The Uttarakhand Electricity Regulatory Commission (UERC) has increased the rebate for residential Solar Water Heaters (SWHs) in the northern Indian state of Uttarakhand to INR 100/month and 100 litres of capacity in May 2011 (see attached pdf). This is already the second increase in the subsidy’s amount: UERC first introduced the rebate in April 2005 with 50 INR/month and 100 litres of capacity and increased it to 75 INR/month and 100 litres in May 2006. The maximum capacity that a residential user can claim a subsidy for is 500 litres. However, UERC has not specified how many years solar water heater owners will actually receive the rebate.
Photo: Jaideep Malaviya
According to UERC estimates, every 100 litres of solar-heated water would replace a 2 kW electric geyser. Annual electricity savings would sum up to 950 kWh, assuming 200 sunny days per year since the state is in the mountains of the Himalayan region. The highest purchase price of the state electricity supplier is 4.20 INR/kWh. This means that every 100 litre system should provide annual savings of up to INR 3,990. The subsidised tariff paid by the consumer is 2.95 INR/kWh, which results in savings of 2,802 INR/year (see the table below). The UERC rebate is paid in addition to the central government investment subsidy, which is 60% of the SWH benchmark costs.
Consumers who make false statements about the capacity of the solar water heater they bought will be taken to court and have to repay the total rebate. They will also be barred from receiving any rebates over the next 12 months.

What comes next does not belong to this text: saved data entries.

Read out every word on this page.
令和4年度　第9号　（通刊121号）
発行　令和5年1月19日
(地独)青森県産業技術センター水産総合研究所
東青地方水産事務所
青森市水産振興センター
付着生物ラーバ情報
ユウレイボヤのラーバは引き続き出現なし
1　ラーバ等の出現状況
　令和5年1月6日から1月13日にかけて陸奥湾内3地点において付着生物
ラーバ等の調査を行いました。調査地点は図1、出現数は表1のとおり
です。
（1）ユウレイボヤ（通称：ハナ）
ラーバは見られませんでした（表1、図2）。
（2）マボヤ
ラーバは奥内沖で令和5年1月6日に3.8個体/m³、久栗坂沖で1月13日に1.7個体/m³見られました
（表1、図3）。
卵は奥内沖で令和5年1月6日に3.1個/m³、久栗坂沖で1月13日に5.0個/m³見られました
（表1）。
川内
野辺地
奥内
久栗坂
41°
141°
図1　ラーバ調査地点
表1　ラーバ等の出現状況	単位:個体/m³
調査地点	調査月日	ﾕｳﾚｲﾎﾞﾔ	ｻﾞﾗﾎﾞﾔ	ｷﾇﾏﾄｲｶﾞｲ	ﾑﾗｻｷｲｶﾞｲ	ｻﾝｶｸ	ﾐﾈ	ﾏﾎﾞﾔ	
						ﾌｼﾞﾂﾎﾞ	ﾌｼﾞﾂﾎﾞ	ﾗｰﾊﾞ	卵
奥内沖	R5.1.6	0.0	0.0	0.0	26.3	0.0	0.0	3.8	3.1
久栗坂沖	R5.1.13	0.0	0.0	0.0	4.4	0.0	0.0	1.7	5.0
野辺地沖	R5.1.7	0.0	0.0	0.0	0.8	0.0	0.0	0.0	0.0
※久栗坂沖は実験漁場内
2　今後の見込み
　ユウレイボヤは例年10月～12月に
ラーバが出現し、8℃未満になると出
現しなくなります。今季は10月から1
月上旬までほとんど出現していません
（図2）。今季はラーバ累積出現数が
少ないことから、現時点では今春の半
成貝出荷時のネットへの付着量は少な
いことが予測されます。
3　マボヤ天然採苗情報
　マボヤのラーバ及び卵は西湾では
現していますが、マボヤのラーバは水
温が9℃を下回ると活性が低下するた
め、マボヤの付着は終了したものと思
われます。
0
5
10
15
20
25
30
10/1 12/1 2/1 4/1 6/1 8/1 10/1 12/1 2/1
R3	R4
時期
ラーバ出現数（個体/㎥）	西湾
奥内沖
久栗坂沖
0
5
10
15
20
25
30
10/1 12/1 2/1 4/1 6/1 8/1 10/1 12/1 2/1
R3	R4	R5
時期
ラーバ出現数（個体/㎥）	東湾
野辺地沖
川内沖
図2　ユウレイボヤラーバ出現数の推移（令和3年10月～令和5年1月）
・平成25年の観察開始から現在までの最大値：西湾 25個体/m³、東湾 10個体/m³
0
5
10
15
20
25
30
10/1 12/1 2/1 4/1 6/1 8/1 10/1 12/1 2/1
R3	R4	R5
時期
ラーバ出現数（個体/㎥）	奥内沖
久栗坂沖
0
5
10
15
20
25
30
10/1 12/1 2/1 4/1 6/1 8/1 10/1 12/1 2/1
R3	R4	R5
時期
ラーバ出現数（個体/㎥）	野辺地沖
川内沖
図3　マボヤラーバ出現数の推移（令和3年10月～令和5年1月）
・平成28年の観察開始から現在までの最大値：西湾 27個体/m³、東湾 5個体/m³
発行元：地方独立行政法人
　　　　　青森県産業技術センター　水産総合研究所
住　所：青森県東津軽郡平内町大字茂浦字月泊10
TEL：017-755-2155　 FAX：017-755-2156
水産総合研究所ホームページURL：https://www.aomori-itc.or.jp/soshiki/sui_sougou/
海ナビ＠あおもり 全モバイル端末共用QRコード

|Assumed cost of 100 litre system (Flat Plate)||20,000 INR|
|Annual savings of electricity||- 2,802 INR|
|Subsidy with 100 INR/month per 100 litres||- 1,200 INR|
|Capital subsidy from central government of around 60 % of the investment costs||- 12,000 INR|
|Investment costs left after first year||3,998 INR|
Table: 80 % of the investment in a solar water heater installed in Uttarakhand State is repaid after one year
Source: UERC, own estimate
The calculations made in the above table show that nearly 80% of the investment is recovered after the first year. Jajpal Singh Bisht, owner of Ados Electronics, one of the leading local suppliers of SWHs, says that the incentives shown above have nearly doubled his company’s sales during the last year and that demand is still high. Also, Ados Electronics had already sold residential systems with more than 500 m2 of collector area.
According to information provided by the Uttarakhand Renewable Energy Development Agency until the end of March 2010, the totally installed SWH area in the state was 20,014 m2. As a result of the federal incentives, the SWH area grew by 3,115 m2 in the period between April 2010 and March 2011. Between April 2011 and December 2011, the now second increase in the electricity rebate has added another 1,230 m2 of SWH area to the state total.
The state electric utility Uttarakhand Power Corporation Limited (UPCL) counts around 1.6 million domestic and commercial users among its customers. Even assuming that only a modest share of 5% of the total 1.6 million clients opted for solar water heaters, the total power purchase requirement would go down by about 76 GWh (80,000 systems times 950 kWh/a and system).